C’est un nouvel élément qui devrait encore compliquer l’enquête lancée par le Commandement de l’armée américaine pour l’Afrique (Africom) : des membres du groupe djihadiste nigérian Boko Haram ont participé, le 4 octobre, à l’attaque contre une patrouille des armées nigérienne et américaine à Tongo Tongo, au nord-ouest du Niger.

Quatre militaires des forces spéciales américaines et cinq soldats nigériens ont été tués lors de cette opération attribuée à des djihadistes appartenant au groupe d’Abou Walid Al-Saharaoui, qui se présente comme le chef de l’Etat islamique dans le Grand Sahara.

Selon l’enquête menée par des services de sécurité sous-régionaux, plusieurs combattants de Boko Haram venus de l’est du Niger s’étaient infiltrés au Mali avant de prendre part à l’attaque de Tongo Tongo qui a impliqué près d’une centaine de djihadistes à bord de véhicules tout-terrain et de motos.

Soutien financier et logistique

Les éléments de Boko Haram seraient arrivés sur la frontière nigéro-malienne isolément, empruntant les transports en commun à partir de Diffa, capitale de la région est du Niger, épicentre des activités de Boko Haram, distante de 1 360 km de Niamey.

A en croire une source nigérienne, une cinquantaine de partisans du chef djihadiste nigérian Abubakar Shekau seraient ainsi entrés au nord du Mali, profitant de la libre circulation des personnes et des biens et du développement du transport interurbain au Niger.

Confirmée, la participation directe des combattants de Boko Haram à une attaque perpétrée par Abou Walid Al-Saharaoui viendrait conforter l’hypothèse d’une collusion entre la secte djihadiste nigériane et les groupes terroristes présents dans le nord du Mali.

Quelques semaines avant l’attaque de Tongo Tongo, les services de sécurité nigériens avaient intercepté un homme convoyant 75 000 euros du nord du Mali vers Boko Haram, qui a pris en mars 2015 le nom d’Etat islamique en Afrique de l’Ouest, après son allégeance à l’organisation djihadiste.

Un second porteur de valise a ensuite été arrêté avec 35 000 euros à remettre à des cadres de la secte nigériane.

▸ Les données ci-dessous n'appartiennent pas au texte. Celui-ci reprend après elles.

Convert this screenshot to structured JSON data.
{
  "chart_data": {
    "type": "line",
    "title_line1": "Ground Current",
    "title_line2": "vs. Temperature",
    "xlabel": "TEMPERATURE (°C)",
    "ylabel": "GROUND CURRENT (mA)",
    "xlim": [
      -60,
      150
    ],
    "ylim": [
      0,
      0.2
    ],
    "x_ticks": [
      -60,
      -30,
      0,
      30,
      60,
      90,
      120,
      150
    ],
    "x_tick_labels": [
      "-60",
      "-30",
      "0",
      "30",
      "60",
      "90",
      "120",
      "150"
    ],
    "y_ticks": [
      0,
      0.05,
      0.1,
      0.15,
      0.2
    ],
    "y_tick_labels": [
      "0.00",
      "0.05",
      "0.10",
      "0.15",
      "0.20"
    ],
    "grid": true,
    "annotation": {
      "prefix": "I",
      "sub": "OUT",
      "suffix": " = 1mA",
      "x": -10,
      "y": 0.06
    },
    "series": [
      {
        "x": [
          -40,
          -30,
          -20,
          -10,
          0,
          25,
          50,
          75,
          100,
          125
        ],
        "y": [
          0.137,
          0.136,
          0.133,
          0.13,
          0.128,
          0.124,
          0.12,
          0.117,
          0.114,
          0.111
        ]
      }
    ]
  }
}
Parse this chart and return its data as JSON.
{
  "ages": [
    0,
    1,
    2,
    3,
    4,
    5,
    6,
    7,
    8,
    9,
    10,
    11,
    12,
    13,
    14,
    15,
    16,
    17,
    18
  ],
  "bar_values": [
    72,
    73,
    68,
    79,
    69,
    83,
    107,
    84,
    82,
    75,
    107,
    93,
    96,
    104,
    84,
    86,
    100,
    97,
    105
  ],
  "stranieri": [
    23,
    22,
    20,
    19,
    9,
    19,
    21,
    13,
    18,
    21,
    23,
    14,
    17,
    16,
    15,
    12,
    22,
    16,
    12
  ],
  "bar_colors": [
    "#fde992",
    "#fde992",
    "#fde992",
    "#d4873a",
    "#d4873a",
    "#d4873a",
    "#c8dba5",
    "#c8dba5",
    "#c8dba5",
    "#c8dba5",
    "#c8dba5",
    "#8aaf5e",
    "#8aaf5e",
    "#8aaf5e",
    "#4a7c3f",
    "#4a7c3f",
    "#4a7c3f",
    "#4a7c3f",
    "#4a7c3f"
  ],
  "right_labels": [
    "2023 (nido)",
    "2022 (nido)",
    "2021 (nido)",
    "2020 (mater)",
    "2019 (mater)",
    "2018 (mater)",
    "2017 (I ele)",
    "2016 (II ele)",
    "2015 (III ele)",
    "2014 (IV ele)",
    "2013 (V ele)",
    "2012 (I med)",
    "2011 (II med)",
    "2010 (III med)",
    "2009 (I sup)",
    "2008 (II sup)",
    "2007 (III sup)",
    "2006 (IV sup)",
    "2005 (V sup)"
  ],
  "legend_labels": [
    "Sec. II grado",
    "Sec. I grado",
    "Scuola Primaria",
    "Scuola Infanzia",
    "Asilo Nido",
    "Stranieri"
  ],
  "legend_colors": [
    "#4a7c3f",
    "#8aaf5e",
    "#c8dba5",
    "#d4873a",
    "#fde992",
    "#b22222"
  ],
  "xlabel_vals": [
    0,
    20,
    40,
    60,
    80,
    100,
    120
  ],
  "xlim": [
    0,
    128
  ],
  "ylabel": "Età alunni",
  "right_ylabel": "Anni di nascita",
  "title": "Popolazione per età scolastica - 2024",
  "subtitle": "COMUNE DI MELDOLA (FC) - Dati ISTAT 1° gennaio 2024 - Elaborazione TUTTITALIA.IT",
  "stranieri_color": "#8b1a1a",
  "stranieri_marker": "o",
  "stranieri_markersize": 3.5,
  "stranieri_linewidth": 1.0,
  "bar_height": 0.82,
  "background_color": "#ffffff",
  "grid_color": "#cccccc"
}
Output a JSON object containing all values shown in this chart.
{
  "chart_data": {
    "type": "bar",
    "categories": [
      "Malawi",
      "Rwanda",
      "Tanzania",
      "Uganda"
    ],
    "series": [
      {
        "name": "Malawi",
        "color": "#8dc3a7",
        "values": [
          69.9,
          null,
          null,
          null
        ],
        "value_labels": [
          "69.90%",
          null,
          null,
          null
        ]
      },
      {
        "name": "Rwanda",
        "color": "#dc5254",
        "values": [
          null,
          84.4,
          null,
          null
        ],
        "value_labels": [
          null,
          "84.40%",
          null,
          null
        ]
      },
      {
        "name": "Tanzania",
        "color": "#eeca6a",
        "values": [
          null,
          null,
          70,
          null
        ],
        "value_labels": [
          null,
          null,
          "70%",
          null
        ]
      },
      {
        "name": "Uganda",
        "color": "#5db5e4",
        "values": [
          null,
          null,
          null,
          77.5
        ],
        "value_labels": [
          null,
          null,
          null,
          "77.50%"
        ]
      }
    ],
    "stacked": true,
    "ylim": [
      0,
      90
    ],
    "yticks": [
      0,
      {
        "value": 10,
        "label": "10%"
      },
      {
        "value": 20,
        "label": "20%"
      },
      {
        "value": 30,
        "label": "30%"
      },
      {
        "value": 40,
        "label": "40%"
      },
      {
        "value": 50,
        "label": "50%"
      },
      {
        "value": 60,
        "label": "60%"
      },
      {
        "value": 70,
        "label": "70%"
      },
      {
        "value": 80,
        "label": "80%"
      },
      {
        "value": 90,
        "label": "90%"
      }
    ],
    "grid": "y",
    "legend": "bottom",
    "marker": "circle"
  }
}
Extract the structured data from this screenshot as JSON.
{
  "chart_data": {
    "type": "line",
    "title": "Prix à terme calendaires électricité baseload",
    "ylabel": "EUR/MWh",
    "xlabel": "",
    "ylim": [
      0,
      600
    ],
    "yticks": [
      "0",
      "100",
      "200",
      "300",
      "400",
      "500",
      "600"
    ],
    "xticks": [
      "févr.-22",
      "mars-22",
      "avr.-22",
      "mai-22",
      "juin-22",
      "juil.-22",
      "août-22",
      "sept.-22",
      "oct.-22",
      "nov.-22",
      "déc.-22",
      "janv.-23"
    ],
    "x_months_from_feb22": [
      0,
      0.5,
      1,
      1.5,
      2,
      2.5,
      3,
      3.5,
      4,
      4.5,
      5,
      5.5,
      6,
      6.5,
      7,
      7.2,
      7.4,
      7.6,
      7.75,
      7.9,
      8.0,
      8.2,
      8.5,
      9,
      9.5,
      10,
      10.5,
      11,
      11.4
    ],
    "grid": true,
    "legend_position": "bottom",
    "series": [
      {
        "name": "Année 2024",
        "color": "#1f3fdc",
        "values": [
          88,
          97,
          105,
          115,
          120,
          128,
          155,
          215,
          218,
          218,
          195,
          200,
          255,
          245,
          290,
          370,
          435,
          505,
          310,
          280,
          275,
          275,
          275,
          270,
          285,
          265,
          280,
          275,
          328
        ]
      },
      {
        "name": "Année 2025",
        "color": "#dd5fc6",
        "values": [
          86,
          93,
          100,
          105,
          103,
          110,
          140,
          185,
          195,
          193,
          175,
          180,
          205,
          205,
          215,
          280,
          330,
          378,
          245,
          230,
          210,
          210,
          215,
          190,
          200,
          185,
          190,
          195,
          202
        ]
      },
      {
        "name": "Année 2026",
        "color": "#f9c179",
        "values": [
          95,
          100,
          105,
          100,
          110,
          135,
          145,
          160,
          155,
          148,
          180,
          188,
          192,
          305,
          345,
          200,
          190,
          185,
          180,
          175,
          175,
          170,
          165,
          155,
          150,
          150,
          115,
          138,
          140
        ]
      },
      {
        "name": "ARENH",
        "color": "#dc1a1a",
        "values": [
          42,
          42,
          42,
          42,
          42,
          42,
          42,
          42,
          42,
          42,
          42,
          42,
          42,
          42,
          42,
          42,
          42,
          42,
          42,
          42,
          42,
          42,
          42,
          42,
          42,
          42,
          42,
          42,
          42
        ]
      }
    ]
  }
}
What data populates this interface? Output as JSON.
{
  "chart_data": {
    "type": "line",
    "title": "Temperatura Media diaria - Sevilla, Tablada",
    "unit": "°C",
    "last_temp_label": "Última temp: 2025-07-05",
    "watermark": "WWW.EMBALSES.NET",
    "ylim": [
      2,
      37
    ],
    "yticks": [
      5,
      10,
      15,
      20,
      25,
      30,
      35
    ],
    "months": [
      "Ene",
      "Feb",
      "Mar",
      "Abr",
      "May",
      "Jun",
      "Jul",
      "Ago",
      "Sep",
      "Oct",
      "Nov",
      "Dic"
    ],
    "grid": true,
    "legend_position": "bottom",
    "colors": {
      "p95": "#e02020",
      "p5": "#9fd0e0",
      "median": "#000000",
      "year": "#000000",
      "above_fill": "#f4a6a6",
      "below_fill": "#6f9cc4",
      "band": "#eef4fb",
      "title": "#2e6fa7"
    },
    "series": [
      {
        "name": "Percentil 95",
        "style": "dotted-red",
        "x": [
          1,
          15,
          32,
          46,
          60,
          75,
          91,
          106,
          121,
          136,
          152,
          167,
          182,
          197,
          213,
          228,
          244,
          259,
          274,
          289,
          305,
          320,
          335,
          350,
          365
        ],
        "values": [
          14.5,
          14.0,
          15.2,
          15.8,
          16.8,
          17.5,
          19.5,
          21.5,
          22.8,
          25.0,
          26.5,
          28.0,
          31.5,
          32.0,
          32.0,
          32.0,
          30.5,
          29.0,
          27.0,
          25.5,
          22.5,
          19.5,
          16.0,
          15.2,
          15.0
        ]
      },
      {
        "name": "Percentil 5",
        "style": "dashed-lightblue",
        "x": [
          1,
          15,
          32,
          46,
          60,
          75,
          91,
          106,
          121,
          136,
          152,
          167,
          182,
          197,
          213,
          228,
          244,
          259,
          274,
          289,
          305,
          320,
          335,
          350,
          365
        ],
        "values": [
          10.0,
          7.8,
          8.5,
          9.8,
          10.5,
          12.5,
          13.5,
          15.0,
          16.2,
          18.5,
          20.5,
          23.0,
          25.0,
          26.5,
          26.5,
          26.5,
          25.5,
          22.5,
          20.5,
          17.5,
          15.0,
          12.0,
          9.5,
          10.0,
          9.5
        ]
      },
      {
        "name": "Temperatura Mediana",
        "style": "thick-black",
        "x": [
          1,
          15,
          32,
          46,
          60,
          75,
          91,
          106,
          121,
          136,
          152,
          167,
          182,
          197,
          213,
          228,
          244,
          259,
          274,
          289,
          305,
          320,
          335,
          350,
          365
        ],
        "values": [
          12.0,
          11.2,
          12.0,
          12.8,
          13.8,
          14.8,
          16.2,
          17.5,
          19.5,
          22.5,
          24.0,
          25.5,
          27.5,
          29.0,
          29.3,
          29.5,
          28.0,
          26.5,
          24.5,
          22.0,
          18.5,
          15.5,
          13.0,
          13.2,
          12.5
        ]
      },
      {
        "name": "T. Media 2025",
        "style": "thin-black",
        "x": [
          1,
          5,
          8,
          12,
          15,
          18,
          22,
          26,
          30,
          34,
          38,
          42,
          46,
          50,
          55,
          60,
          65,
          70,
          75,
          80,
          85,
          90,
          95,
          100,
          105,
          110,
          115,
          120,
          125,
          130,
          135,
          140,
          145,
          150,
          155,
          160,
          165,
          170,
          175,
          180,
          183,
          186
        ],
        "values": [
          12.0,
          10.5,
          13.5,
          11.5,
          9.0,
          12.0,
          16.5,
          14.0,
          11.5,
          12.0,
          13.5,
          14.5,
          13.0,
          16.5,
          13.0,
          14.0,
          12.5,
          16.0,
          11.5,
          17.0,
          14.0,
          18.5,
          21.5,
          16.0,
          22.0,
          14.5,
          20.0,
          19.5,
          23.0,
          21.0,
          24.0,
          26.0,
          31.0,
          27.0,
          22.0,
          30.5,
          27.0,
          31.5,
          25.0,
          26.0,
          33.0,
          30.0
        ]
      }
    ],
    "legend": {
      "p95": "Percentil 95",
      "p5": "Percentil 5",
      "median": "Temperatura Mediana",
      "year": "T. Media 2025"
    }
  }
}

Cette manne financière servirait au recrutement de nouveaux combattants au Cameroun, au Nigeria, au Niger et au Tchad. En effet, en dépit des revers militaires accumulés et de l’emprisonnement de milliers de ses combattants dans les quatre pays concernés par ses opérations, Boko Haram maintient sa capacité de nuisance. En échange de ces « mandats cash », la secte envoie des combattants vers le nord du Mali, où ils reçoivent une formation idéologique avant d’être engagés dans des opérations du type de celle menée à Tongo Tongo contre les armées nigérienne et américaine.

L’armée américaine face à l’omerta

Face à l’émotion suscitée par la mort de quatre de ses soldats et après la révélation de l’ampleur de sa présence militaire au Niger (800 soldats officiellement), les Etats-Unis s’étaient engagés à faire toute la lumière sur l’attaque attribuée aux hommes d’Abou Walid Al-Saharaoui. Une première mission d’enquêteurs d’Africom a séjourné sur la frontière commune nigéro-malienne pour inspecter le théâtre de l’embuscade et interroger les habitants du village de Tongo Tongo. Selon des sources nigériennes, les enquêteurs américains se sont heurtés à une omerta totale. Personne n’aurait rien vu, rien entendu alors que les affrontements entre les assaillants et les forces nigéro-américaines ont duré plusieurs heures. La posture du silence généralisé est d’autant moins surprenante qu’elle s’inscrit dans la complexité de la cohabitation entre les populations locales touareg daoussak et peules. Le refus de coopérer avec les enquêteurs pourrait également traduire la défiance des Peuls, notamment, envers l’Etat nigérien qu’ils accusent de n’avoir pas tout fait pour les protéger des vols de bétail répétés de la part des assaillants venus du Mali.

En attendant d’élucider les circonstances de l’attaque de Tongo Tongo, l’armée américaine a franchi un cran supplémentaire dans sa guerre antiterroriste au Sahel en armant ses drones déployés au Niger.

Après cette décision, qui a obtenu le feu vert des autorités nigériennes, les forces spéciales américaines pourraient désormais procéder à des éliminations de « cibles djihadistes à haute valeur », comme elles le font déjà en Somalie avec les Chabab et en Afghanistan avec les talibans.

Seidik Abba, journaliste et écrivain, auteur, notamment, de La Presse au Niger. Etat des lieux et perspectives, L’Harmattan, Paris, 2010.